La bière a parcouru un long chemin en 5 000 ans d’histoire. Aujourd’hui, les femmes propriétaires de brasseries, brasseurs, brasseurs, écrivains et consommateurs de bière bafouent rapidement la perception de la bière en tant que boisson masculine. Cependant, depuis des siècles, la bière était intrinsèquement liée aux femmes.

La première recette de bière écrite est considérée comme étant l'hymne à Ninkasi, vers 1800 av. Ninkasi était la déesse sumérienne de la bière, et les Sumériens ont été l'un des premiers peuples à nous laisser des preuves irréfutables de la consommation de bière. La bière est antérieure à cette recette: les archéologues ont fixé la première consommation de boisson fermentée il y a environ 9 000 ans et les premiers signes de la bière, plus précisément environ 4 000 ans plus tard. Beaucoup pensent que la bière a propulsé le passage de la civilisation néolithique au paléolithique, lorsque les chasseurs-cueilleurs ont compris qu’ils devaient s’installer dans un endroit unique pour récolter le grain de manière fiable.
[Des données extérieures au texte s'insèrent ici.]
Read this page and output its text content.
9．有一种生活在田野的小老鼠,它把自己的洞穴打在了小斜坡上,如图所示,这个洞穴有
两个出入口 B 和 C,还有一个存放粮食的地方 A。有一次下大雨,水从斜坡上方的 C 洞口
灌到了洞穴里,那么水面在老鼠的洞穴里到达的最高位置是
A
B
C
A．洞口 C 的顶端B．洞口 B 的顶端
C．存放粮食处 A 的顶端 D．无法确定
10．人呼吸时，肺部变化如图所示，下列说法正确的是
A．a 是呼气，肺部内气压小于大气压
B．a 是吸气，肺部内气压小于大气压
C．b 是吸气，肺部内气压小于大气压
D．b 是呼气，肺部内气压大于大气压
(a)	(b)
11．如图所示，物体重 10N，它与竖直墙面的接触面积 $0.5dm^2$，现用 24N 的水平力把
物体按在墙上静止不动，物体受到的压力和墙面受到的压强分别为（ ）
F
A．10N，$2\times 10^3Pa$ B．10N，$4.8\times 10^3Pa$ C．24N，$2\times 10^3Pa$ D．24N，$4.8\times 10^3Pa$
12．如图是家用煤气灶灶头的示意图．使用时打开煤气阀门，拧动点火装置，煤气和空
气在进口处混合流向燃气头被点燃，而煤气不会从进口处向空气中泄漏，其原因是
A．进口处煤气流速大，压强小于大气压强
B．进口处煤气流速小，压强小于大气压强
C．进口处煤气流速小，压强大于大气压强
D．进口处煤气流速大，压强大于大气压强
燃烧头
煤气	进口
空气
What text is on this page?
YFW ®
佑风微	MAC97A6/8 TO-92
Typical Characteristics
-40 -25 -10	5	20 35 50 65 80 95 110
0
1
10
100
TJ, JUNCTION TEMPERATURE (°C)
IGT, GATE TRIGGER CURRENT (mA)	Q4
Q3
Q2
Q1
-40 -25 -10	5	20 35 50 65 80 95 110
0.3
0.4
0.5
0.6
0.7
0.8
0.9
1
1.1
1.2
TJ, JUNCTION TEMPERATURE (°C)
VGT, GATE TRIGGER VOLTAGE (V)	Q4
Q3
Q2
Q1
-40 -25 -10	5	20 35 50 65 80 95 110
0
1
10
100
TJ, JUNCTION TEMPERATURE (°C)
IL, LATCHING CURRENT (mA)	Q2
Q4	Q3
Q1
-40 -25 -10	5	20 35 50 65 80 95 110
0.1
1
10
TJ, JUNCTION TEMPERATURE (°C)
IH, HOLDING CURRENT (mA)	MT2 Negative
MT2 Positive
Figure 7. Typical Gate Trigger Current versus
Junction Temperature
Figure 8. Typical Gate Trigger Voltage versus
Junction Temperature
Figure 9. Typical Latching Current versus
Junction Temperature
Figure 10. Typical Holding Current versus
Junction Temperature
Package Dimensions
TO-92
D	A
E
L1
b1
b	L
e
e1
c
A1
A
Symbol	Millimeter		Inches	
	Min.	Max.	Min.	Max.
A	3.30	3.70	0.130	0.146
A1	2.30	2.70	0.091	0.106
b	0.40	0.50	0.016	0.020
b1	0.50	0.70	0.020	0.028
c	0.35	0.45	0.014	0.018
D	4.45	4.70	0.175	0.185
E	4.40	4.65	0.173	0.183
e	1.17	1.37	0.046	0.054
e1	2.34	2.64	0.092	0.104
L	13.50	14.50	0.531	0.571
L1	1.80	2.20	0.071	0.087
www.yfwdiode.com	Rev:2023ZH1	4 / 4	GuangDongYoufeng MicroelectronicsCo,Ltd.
Dès le début, le travail des femmes était une tâche de cuisine. Les Sumériens et les Égyptiens ont loué les déesses de la bière et associé brassant avec les femmes. En plus de Ninkasi en tant que femme à regarder, les Sumériens avaient aussi Kubaba. Elle est la seule femme sur la liste des rois des Sumériens, et elle s’est mérité son rôle dirigeant non par la naissance, mais par son travail de brasseuse. Les Égyptiens adoraient la déesse de la bière Menqet et fêtaient la fille du dieu du soleil, Ra, Sekhmet, dont la bière assouplissait les assauts sanguinaires.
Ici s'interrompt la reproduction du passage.